NBC says it has a deal with Philips Electronics to be the single sponsor of "The Nightly News with Brian Williams" for an entire week, next week.
While that may be new for NBC, it isn't new for the challenging network new business.
Philips also did a similar single sponsorship deal with "60 Minutes" in October 2005. CNN has done single-sponsored news specials as well.
Perhaps less noticeable was the new "Dan Rather Reports" on HDNet--yes, that Dan Rather. For its debut, it had a single sponsor--by default--Patron Tequila brand. Why? It's the same problem HDNet has had with advertisers for some time, especially this past summer--not enough of them want to make high-def commercials.
So what can we learn from these events? They stem from the decade-old (or more) issue concerning complaints over TV advertising clutter. Through the '90s--and through the last several years--TV programmers have tried to squeeze more commercial time into TV shows.
Now with the explosion of new ways to get video, these messages are being more diluted. It's comforting to note that networks like NBC, CBS and others that air news --as well as HDNet, in sticking to its only-HD-ads plan--are hoping to make advertisers' messages more special.

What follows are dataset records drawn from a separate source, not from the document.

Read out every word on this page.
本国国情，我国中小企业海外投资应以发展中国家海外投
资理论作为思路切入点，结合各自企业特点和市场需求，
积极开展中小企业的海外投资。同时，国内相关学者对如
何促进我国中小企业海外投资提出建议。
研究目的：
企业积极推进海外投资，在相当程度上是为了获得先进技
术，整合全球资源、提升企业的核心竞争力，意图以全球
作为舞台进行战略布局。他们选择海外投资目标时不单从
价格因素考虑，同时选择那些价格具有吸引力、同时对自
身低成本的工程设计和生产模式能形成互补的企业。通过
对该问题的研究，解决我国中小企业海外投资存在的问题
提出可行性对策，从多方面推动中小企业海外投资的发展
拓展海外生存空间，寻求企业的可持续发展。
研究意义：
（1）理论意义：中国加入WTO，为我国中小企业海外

Clutter is an issue that has only been compounded by digital platform demands. But those digital efforts have had a ricochet effect. Look at the ways networks are looking to standardize the selling of advertising on digital versions of their TV shows on their own Web sites. During a broadband airing of a traditional half-hour or hour-long show, networks offer up to a 10-second or 15-second pre-roll spot, followed by either three or four 30-second commercials--or spots of shorter length.
That's pretty close to what Philips is doing on NBC--running three spots, totaling one minute and 15 seconds, in the half-hour "Nightly News" shows.
NBC says there are other advertisers waiting in the wings for the chance to do similar stuff with its news programming. Some time back, Les Moonves, chairman of CBS Corp., hinted that CBS was considering a deal having one advertiser sponsor an entire evening on CBS' prime-time schedule.
All of which would seem there'll be less advertising coming--but no doubt priced at a new premium for the advertiser. That's how networks hope to make money in the digital age: less advertiser singing; more advertiser ka-chinging.